Depois de uma exaustiva perseguição, me vi diante de lugar do qual deverei me lembrar eternamente: “Inferninho da dona Yvone”, ou melhor “Mrs. Yvone’s little hell” como estava escrito na placa. Sem um mínimo pingo de receio, e de sensatez também, pois o gim havia retirado tudo aquilo que ainda restava de sensato em meu corpo, resolvi entrar.
Que lugar interessante era aquele. Nunca tinha visto nada igual. No chão havia um carpete vermelho - com algumas manchas que não conseguia decifrar o que eram e o que significavam -, elas faziam o contorno da entrada até o bar. No meio de tudo estava a pista de dança, toda decorada ao estilo “embalos de sábado à noite”. O ambiente - todo decorado com plumas e manequins vestidos com roupas exóticas, que iam de vestidos do tempo da coroa a modelitos de couro ao melhor estilo sado-maso - transmitia uma sensação de aconchego.

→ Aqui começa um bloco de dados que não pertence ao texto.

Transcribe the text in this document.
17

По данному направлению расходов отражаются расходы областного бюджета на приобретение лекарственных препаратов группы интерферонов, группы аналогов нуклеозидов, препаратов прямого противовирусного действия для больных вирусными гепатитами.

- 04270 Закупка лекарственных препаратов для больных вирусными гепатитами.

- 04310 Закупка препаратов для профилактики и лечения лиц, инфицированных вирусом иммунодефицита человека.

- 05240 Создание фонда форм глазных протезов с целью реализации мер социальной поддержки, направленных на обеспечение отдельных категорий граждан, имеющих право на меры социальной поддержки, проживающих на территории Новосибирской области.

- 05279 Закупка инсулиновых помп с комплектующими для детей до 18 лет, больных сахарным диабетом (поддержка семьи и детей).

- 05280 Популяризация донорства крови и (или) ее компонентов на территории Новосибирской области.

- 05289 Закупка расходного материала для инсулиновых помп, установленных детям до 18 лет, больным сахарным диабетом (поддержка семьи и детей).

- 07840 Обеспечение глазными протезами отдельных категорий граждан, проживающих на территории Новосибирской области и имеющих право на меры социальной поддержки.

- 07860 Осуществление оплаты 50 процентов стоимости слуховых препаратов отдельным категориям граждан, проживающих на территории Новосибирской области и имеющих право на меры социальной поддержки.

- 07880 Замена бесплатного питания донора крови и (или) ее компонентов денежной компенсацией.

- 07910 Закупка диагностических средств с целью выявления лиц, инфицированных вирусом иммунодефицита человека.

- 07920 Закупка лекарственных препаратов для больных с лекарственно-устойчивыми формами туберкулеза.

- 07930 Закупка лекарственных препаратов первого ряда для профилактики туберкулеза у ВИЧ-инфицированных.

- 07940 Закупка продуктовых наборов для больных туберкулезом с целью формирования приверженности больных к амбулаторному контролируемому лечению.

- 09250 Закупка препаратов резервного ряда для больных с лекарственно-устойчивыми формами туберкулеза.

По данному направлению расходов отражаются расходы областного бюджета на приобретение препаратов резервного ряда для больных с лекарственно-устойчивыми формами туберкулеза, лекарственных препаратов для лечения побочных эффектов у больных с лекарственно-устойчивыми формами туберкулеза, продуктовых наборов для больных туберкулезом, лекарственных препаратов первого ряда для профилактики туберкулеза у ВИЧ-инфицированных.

Esse clima era ainda mais acentuado por diferentes mulheres que perambulavam pelo recinto, eram de todos os tipos: gordas, magras, altas, baixas, loiras, morenas, asiáticas, as únicas coisas que possuíam em comum eram seus trajes seminus e feições que faziam o próprio capeta sentir medo de encará-las por alguns minutos.

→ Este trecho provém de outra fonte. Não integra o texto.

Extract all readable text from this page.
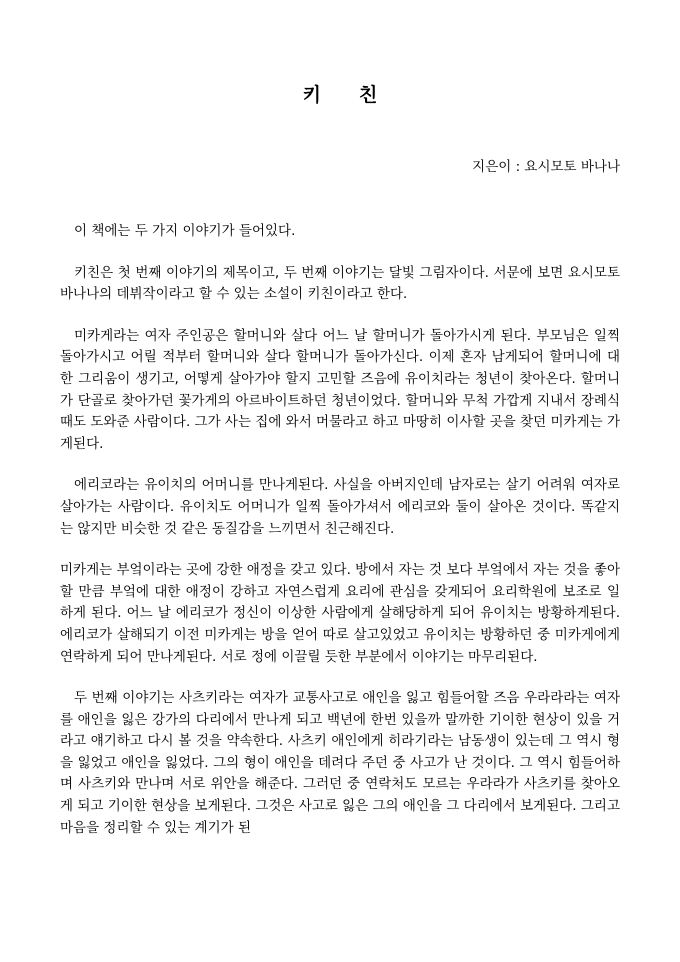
키 친

지은이 : 요시모토 바나나

이 책에는 두 가지 이야기가 들어있다.

키친은 첫 번째 이야기의 제목이고, 두 번째 이야기는 달빛 그림자이다. 서문에 보면 요시모토 바나나의 데뷔작이라고 할 수 있는 소설이 키친이라고 한다.

미카게라는 여자 주인공은 할머니와 살다 어느 날 할머니가 돌아가시게 된다. 부모님은 일찍 돌아가시고 어릴 적부터 할머니와 살다 할머니가 돌아가신다. 이제 혼자 남게되어 할머니에 대한 그리움이 생기고, 어떻게 살아가야 할지 고민할 즈음에 유이치라는 청년이 찾아온다. 할머니가 단골로 찾아가던 꽃가게의 아르바이트하던 청년이었다. 할머니와 무척 가깝게 지내서 장례식 때도 도와준 사람이다. 그가 사는 집에 와서 머물라고 하고 마땅히 이사할 곳을 찾던 미카게는 가게된다.

에리코라는 유이치의 어머니를 만나게된다. 사실을 아버지인데 남자로는 살기 어려워 여자로 살아가는 사람이다. 유이치도 어머니가 일찍 돌아가셔서 에리코와 둘이 살아온 것이다. 똑같지는 않지만 비슷한 것 같은 동질감을 느끼면서 친근해진다.

미카게는 부엌이라는 곳에 강한 애정을 갖고 있다. 방에서 자는 것 보다 부엌에서 자는 것을 좋아할 만큼 부엌에 대한 애정이 강하고 자연스럽게 요리에 관심을 갖게되어 요리학원에 보조로 일하게 된다. 어느 날 에리코가 정신이 이상한 사람에게 살해당하게 되어 유이치는 방황하게된다. 에리코가 살해되기 이전 미카게는 방을 얻어 따로 살고있었고 유이치는 방황하던 중 미카게에게 연락하게 되어 만나게된다. 서로 정에 이끌릴 듯한 부분에서 이야기는 마무리된다.

두 번째 이야기는 사츠키라는 여자가 교통사고로 애인을 잃고 힘들어할 즈음 우라라라는 여자를 애인을 잃은 강가의 다리에서 만나게 되고 백년에 한번 있을까 말까한 기이한 현상이 있을 거라고 얘기하고 다시 볼 것을 약속한다. 사츠키 애인에게 히라기라는 남동생이 있는데 그 역시 형을 잃었고 애인을 잃었다. 그의 형이 애인을 데려다 주던 중 사고가 난 것이다. 그 역시 힘들어하며 사츠키와 만나며 서로 위안을 해준다. 그러던 중 연락처도 모르는 우라라가 사츠키를 찾아오게 되고 기이한 현상을 보게된다. 그것은 사고로 잃은 그의 애인을 그 다리에서 보게된다. 그리고 마음을 정리할 수 있는 계기가 된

Não achei quem procurava, resolvi então ir até o bar pra ver se me recompunha de tudo aquilo que meus olhos estavam a observar. Pedi um refrigerante com cachaça - precisava me recompor da bebedeira -, e naquele lugar só havia cachaça e um wiskey que mais parecia ter saído da rola do garçom.
Quando o garçom veio me trazer o meu pedido, tomei coragem, olhei-o nos olhos – para intimidar esse tipo de pessoa você têm que olha-la nos olhos e fazer cara de macho, para ela não pensar que você ta dando em cima dela – e com a força de um leão alcoolizado disse:

- Você conhece uma tal de Srta. Hechú?


Capítulo quatro

O garçom suspirou. Acho que não sou o primeiro a fazer essa pergunta.

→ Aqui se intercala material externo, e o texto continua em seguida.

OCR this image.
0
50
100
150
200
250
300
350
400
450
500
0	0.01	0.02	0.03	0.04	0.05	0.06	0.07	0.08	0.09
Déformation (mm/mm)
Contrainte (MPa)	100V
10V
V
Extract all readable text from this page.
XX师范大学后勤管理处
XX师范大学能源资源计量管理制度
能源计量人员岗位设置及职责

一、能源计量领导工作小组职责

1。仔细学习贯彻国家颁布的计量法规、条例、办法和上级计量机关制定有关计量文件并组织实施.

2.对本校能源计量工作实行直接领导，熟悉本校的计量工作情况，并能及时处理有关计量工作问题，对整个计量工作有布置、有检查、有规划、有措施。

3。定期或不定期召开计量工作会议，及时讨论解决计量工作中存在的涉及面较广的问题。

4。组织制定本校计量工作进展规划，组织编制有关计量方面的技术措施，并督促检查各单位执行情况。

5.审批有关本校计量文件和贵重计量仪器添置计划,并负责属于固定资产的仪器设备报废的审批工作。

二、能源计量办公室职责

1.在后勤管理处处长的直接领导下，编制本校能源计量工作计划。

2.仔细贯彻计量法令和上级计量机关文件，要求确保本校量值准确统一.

- O senhor realmente... – suspirou - de novo, não.
Fiz cara de interrogação. Não uma expressão de ‘o quê’, meu rosto se torceu em gancho. Bebida ruim paca, choque de retorno pior.
- Escute – disse o garçom – qual o seu nome?
Tentei manter um silêncio misterioso. Mais três segundos. Dois. Um.
Foi só quando abri a boca para responder que descobri: não sabia.
- Se eu pudesse dar uma opinião, diria Henrique.
- Sim – eu disse – Henrique, soa muito familiar.
- E o nome do meio é Dias.
- Sim – eu repeti – Dias, não parece errado.
- E o sobrenome é Huinz.
- Meu Bog, homem, você é adivinho!
- Não, senhor. O senhor vem aqui toda semana, bêbado como universitário duro em festa de bar aberto. Seu nome é Henrique Dias Huinz, geralmente acompanhado por um narigudo que lhe paga todas.
- Bêbado? Mas... eu sou um revolucionário, embora trabalhe disfarçado como instrutor de armas da Nova República, e...
- Não – me interrompeu novamente o garçom. Só agora eu conseguia ver a sua face com clareza. O nariz dele, sim, era uma interrogação, em todos os sentidos da palavra.
- Não? – perguntei, na verdade concentrado no nariz estranho, mas logo me recuperando – Como, “não”? Sou um revolucionário, à noite. Tenho alguns companheiros, me incomoda depender deles, é verdade...
- Não. O senhor é parente de um membro de alto escalão do governo. Tem acesso a todo tipo de informação, e amigos que lhe pagam bebida. Uma combinação perigosa.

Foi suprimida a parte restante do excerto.